Pesquisadores investigarão se fatores ambientais podem ter afetado a pigmentação do animal fêmea.

Um fotógrafo amador no sul da Espanha capturou imagens inéditas de um lince ibérico branco, levando pesquisadores a investigar se fatores ambientais poderiam estar envolvidos, enquanto observadores da vida selvagem se maravilhavam com o raro avistamento.

Ángel Hidalgo publicou as imagens nas redes sociais, descrevendo o animal singular como o “fantasma branco da floresta mediterrânea”.

Em uma publicação, Hidalgo explicou que avistou o animal pela primeira vez em uma armadilha fotográfica que havia instalado em uma área arborizada perto da cidade de Jaén. A gravação durou apenas alguns segundos, mas foi suficiente para identificar um lince que parecia ter pelagem branca com manchas escuras, em vez da coloração marrom com manchas pretas geralmente associada à espécie.

“A partir daí, comecei a dedicar todo o meu tempo livre a isso”, escreveu Hidalgo. “O tempo passou; horas, dias, semanas e até meses sem sucesso. Muitas vezes estive prestes a desistir.”

Seu momento de sorte chegou quando o sol nasceu após uma noite chuvosa. "Quando vi um lince-ibérico branco pela primeira vez, com sua pelagem invernal branca como a neve e olhos penetrantes, fiquei hipnotizado. Não conseguia acreditar no que estava vendo", disse ele.

Suas imagens causaram sensação na Espanha e em outros países. A mídia descreveu o fato como a primeira vez que um lince branco foi flagrado por uma câmera.

No entanto, aqueles que trabalham para proteger a espécie disseram que o animal era conhecido pelos pesquisadores.

Javier Salcedo, coordenador do projeto LIFE Lynx-Connect, financiado pela UE, descreveu-a como uma mulher chamada Satureja e disse que ela nasceu em 2021.

A lince tinha coloração normal ao nascer, mas sua pigmentação mudou em algum momento. A mudança na coloração aparentemente não afetou seu comportamento, disse Salcedo, já que ela continuou se alimentando normalmente e criou com sucesso várias ninhadas.

“Não é albinismo nem leucismo”, disse ele ao jornal El País.

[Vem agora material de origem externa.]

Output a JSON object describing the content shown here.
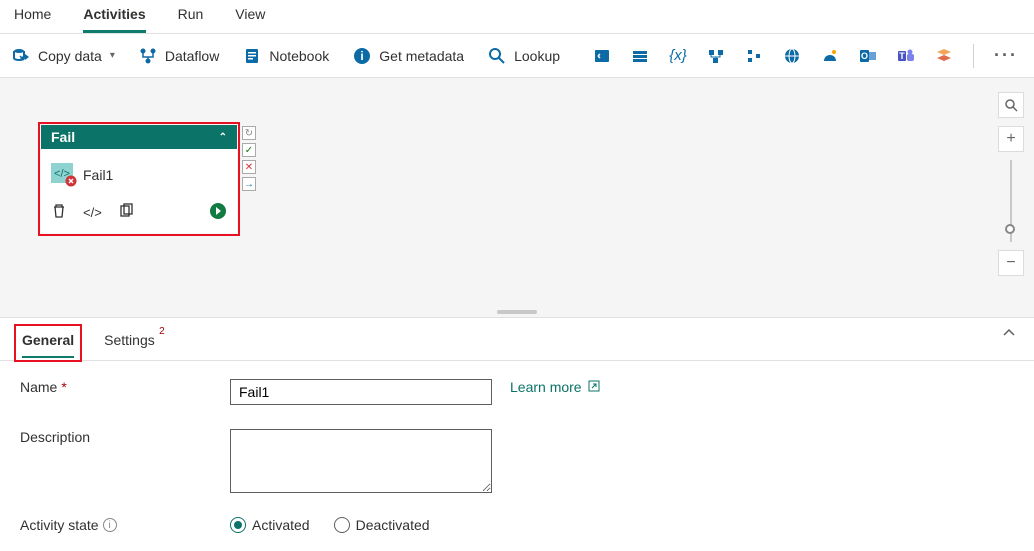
{
  "top_tabs": {
    "home": "Home",
    "activities": "Activities",
    "run": "Run",
    "view": "View"
  },
  "toolbar": {
    "copy_data": "Copy data",
    "dataflow": "Dataflow",
    "notebook": "Notebook",
    "get_metadata": "Get metadata",
    "lookup": "Lookup"
  },
  "node": {
    "header": "Fail",
    "name": "Fail1"
  },
  "prop_tabs": {
    "general": "General",
    "settings": "Settings",
    "settings_badge": "2"
  },
  "props": {
    "name_label": "Name",
    "name_value": "Fail1",
    "learn_more": "Learn more",
    "description_label": "Description",
    "description_value": "",
    "activity_state_label": "Activity state",
    "activated": "Activated",
    "deactivated": "Deactivated"
  }
}
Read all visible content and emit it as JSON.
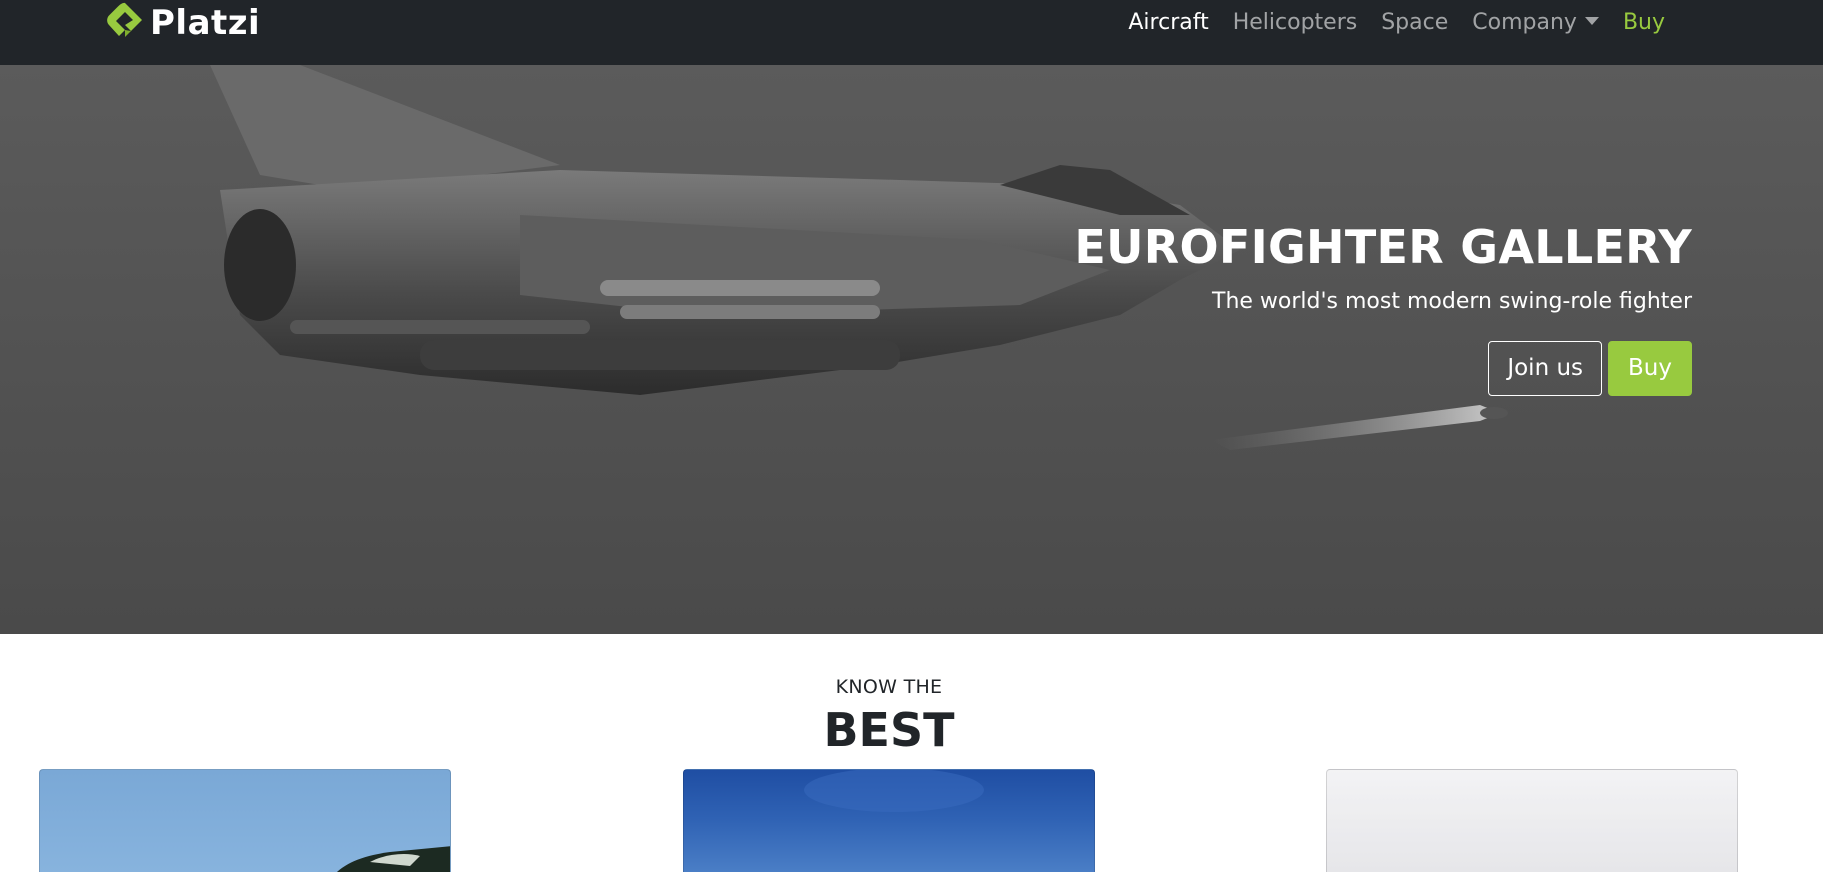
{
  "navbar": {
    "brand": "Platzi",
    "links": [
      {
        "label": "Aircraft",
        "active": true
      },
      {
        "label": "Helicopters"
      },
      {
        "label": "Space"
      },
      {
        "label": "Company",
        "dropdown": true
      },
      {
        "label": "Buy",
        "accent": true
      }
    ]
  },
  "hero": {
    "title": "EUROFIGHTER GALLERY",
    "subtitle": "The world's most modern swing-role fighter",
    "join_label": "Join us",
    "buy_label": "Buy"
  },
  "section": {
    "kicker": "KNOW THE",
    "title": "BEST"
  },
  "colors": {
    "navbar_bg": "#212529",
    "accent": "#98ca3f",
    "hero_bg": "#555555"
  },
  "icons": {
    "brand_logo": "platzi-logo-icon",
    "dropdown": "caret-down-icon"
  }
}
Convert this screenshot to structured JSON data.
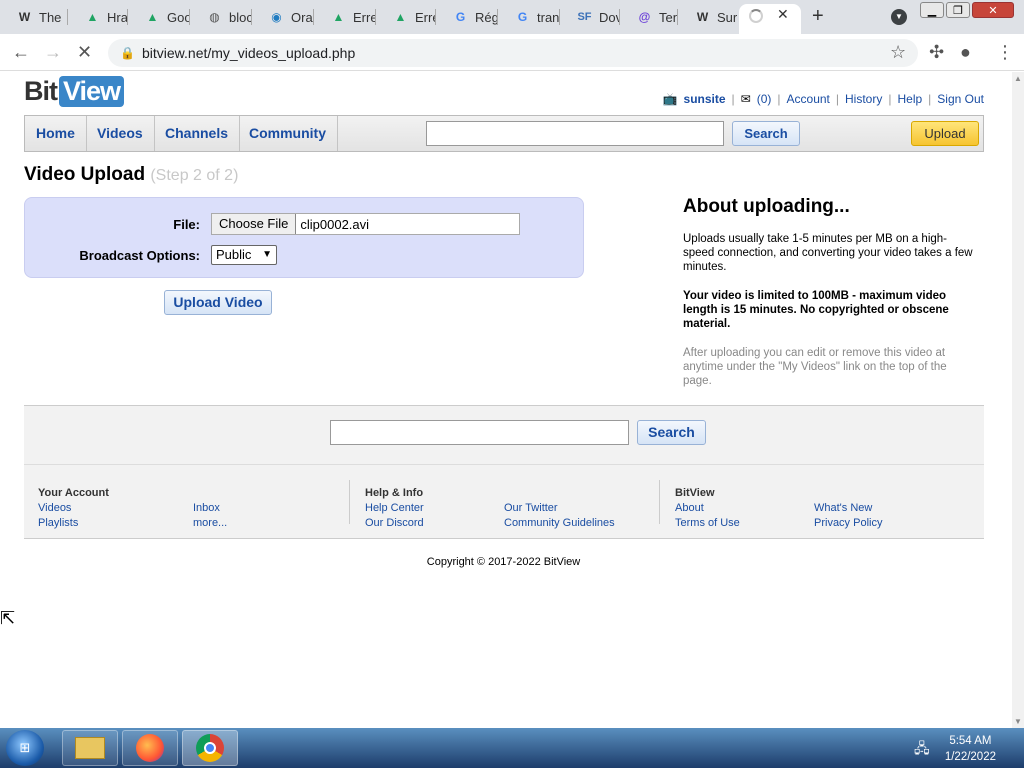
{
  "browser": {
    "tabs": [
      {
        "icon": "wikipedia-icon",
        "label": "The"
      },
      {
        "icon": "google-drive-icon",
        "label": "Hra"
      },
      {
        "icon": "google-drive-icon",
        "label": "Goo"
      },
      {
        "icon": "globe-icon",
        "label": "bloc"
      },
      {
        "icon": "oracle-icon",
        "label": "Ora"
      },
      {
        "icon": "google-drive-icon",
        "label": "Erre"
      },
      {
        "icon": "google-drive-icon",
        "label": "Erre"
      },
      {
        "icon": "google-icon",
        "label": "Rég"
      },
      {
        "icon": "google-icon",
        "label": "tran"
      },
      {
        "icon": "sourceforge-icon",
        "label": "Dov"
      },
      {
        "icon": "at-icon",
        "label": "Ten"
      },
      {
        "icon": "wikipedia-icon",
        "label": "Sur"
      }
    ],
    "url": "bitview.net/my_videos_upload.php"
  },
  "site": {
    "logo_bit": "Bit",
    "logo_view": "View",
    "user": {
      "username": "sunsite",
      "inbox_count": "(0)",
      "links": [
        "Account",
        "History",
        "Help",
        "Sign Out"
      ]
    },
    "nav": [
      "Home",
      "Videos",
      "Channels",
      "Community"
    ],
    "search_button": "Search",
    "upload_button": "Upload"
  },
  "main": {
    "title": "Video Upload",
    "step": "(Step 2 of 2)",
    "file_label": "File:",
    "choose_file": "Choose File",
    "file_name": "clip0002.avi",
    "broadcast_label": "Broadcast Options:",
    "broadcast_value": "Public",
    "upload_video_button": "Upload Video"
  },
  "about": {
    "title": "About uploading...",
    "p1": "Uploads usually take 1-5 minutes per MB on a high-speed connection, and converting your video takes a few minutes.",
    "p2": "Your video is limited to 100MB - maximum video length is 15 minutes. No copyrighted or obscene material.",
    "p3": "After uploading you can edit or remove this video at anytime under the \"My Videos\" link on the top of the page."
  },
  "footer": {
    "search_button": "Search",
    "your_account": {
      "heading": "Your Account",
      "links": [
        "Videos",
        "Playlists",
        "Inbox",
        "more..."
      ]
    },
    "help_info": {
      "heading": "Help & Info",
      "links": [
        "Help Center",
        "Our Discord",
        "Our Twitter",
        "Community Guidelines"
      ]
    },
    "bitview": {
      "heading": "BitView",
      "links": [
        "About",
        "Terms of Use",
        "What's New",
        "Privacy Policy"
      ]
    },
    "copyright": "Copyright © 2017-2022 BitView"
  },
  "taskbar": {
    "time": "5:54 AM",
    "date": "1/22/2022"
  }
}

Leucismo se refere à perda parcial de pigmentação em animais.

“Estamos investigando o que pode ter acontecido”, acrescentou Salcedo. “Acreditamos que possa estar relacionado à exposição a algum fator ambiental.”

Ele afirmou que era a segunda vez que os pesquisadores encontravam um lince com essa característica; em uma ocasião, os cientistas rastrearam uma fêmea da mesma área, possivelmente parente de Satureja, observando sua coloração mudar para branco e, posteriormente, voltar a ser marrom.

“Isso pode indicar a existência de algum tipo de hipersensibilidade”, disse Salcedo. “Detectamos este caso porque realizamos um monitoramento rigoroso dos linces, mas isso pode acontecer em outras espécies sem que percebamos.”

O governo regional da Andaluzia informou à emissora TVE que o próximo passo seria capturar brevemente Satureja e coletar amostras na esperança de descobrir o motivo da mudança em sua cor.

A recuperação da presença do lince-ibérico em Espanha e Portugal foi saudada pela União Internacional para a Conservação da Natureza como uma "grande história de sucesso".

Menos de um quarto de século depois de se temer que o animal estivesse à beira da extinção, as populações se recuperaram a tal ponto que o lince-ibérico foi transferido no ano passado de "em perigo" para "vulnerável" na lista vermelha global de espécies ameaçadas .


Por The Guardian, leia o texto original em inglês.